Meet Dall-E, artificial intelligence that is a meme factory

Meet Dall-E, artificial intelligence that is a meme factory

Technology mixes language and images, helps graphic artists, but can accelerate misinformation

At OpenAI, one of the world’s most ambitious AI (Artificial Intelligence) labs, researchers have developed technology that lets you create digital images simply by describing what you want to see.

They call it Dall-E in allusion both to “Wall-E,” the 2008 animated film about an autonomous robot, and to surrealist painter Salvador Dalí.

Alex Nichol, one of the researchers on the system, demonstrated how it works: When he asked for “an avocado-shaped teapot” by typing those words, the system created ten different images of an avocado-green teapot, some with pits and some without.

The idea is that the tool will provide graphic artists with new shortcuts and new ideas in the production of digital images.

For many experts, however, Dall-E causes concern. As this kind of technology improves, they say, it could help spread misinformation on the internet, fueling the kind of online campaign that may have influenced the 2016 US presidential election.

“You can use it for good things, but you can certainly use it for all sorts of crazy and worrisome applications, including ‘deepfakes,'” like misleading photos and videos, said Subbarao Kambhampati, a professor of computer science at the State University of Arizona.

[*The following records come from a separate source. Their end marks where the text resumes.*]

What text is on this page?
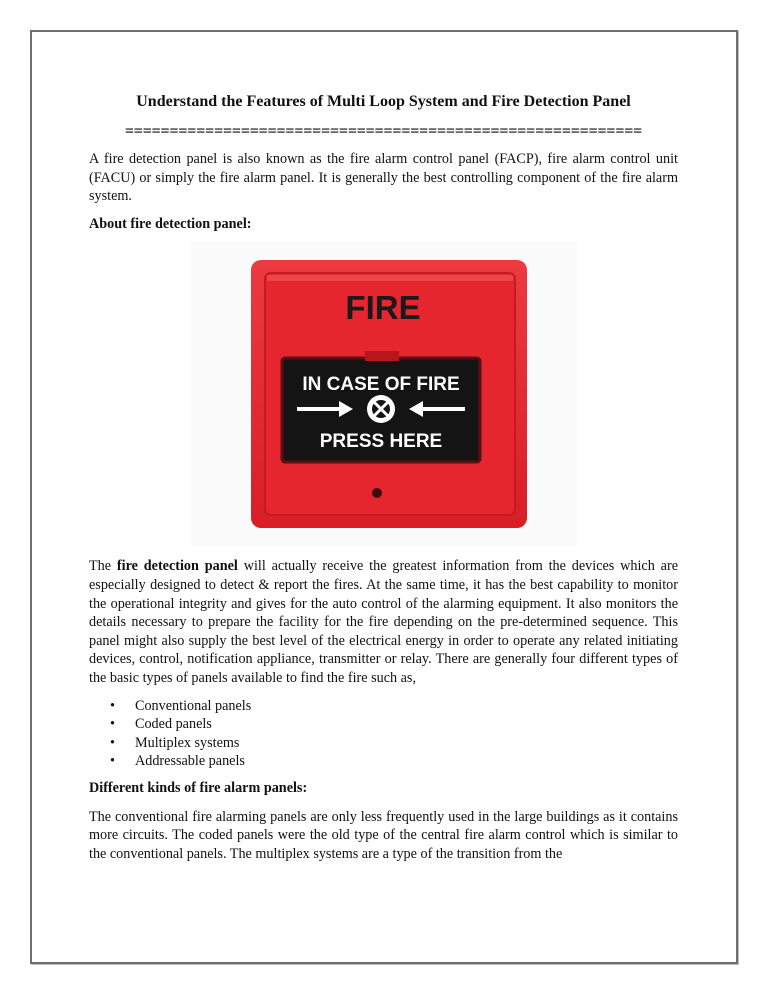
Understand the Features of Multi Loop System and Fire Detection Panel
==========================================================

A fire detection panel is also known as the fire alarm control panel (FACP), fire alarm control unit (FACU) or simply the fire alarm panel. It is generally the best controlling component of the fire alarm system.

About fire detection panel:

FIRE
IN CASE OF FIRE
PRESS HERE

The fire detection panel will actually receive the greatest information from the devices which are especially designed to detect & report the fires. At the same time, it has the best capability to monitor the operational integrity and gives for the auto control of the alarming equipment. It also monitors the details necessary to prepare the facility for the fire depending on the pre-determined sequence. This panel might also supply the best level of the electrical energy in order to operate any related initiating devices, control, notification appliance, transmitter or relay. There are generally four different types of the basic types of panels available to find the fire such as,

• Conventional panels
• Coded panels
• Multiplex systems
• Addressable panels

Different kinds of fire alarm panels:

The conventional fire alarming panels are only less frequently used in the large buildings as it contains more circuits. The coded panels were the old type of the central fire alarm control which is similar to the conventional panels. The multiplex systems are a type of the transition from the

There is already misinformation online, but the concern is that it takes it to new levels, says Oren Etzioni, CEO of the Allen Institute for Artificial Intelligence, an artificial intelligence lab in Seattle. “We can forge text. We can put text in someone’s voice. And we can forge images and videos,” he said.

To try to avoid this risk, OpenAI does not allow outsiders to use Dall-E on their own and puts a watermark in the corner of each image it generates.

But there are other risks. As they learn their skills from huge sets of text, images and other online data that can include bias, AI systems can also generate biased content, for example against women or black people. The creation of pornography, hate speech and trolling campaigns are also of concern.

Understand how Dall-E, based on neural network works

About five years ago, the world’s leading AI labs built systems capable of identifying objects in digital images and even generating images on their own, such as flowers, dogs, cars and faces.

A few years later, they built systems that do the same with written language, summarizing articles, answering questions, generating tweets and even writing blog posts.

Dall-E is what AI researchers call a neural network: a mathematical system loosely based on the brain’s network of neurons. It is the technology that recognizes commands spoken on smartphones and identifies the presence of pedestrians for self-driving cars.

A neural network learns skills by analyzing large amounts of data. By identifying patterns in thousands of avocado photos, for example, he learns to recognize an avocado.

Dall-E looks for patterns by analyzing millions of digital images and captions that describe them. In this way, you learn to recognize the links between images and words.

When someone describes an image to Dall-E, he generates a set of features, like the line on the edge of a trumpet or the curve in the ear of a teddy bear.

Then a second neural network, called a diffusion model, creates the image. The latest version of Dall-E, revealed in April, generates high-resolution images that in many cases look like photos.

While Dall-E often fails to understand what someone has described and sometimes destroys the image it produces, OpenAI continues to improve the technology.

Researchers can often refine a neural network’s abilities by feeding it even greater amounts of data.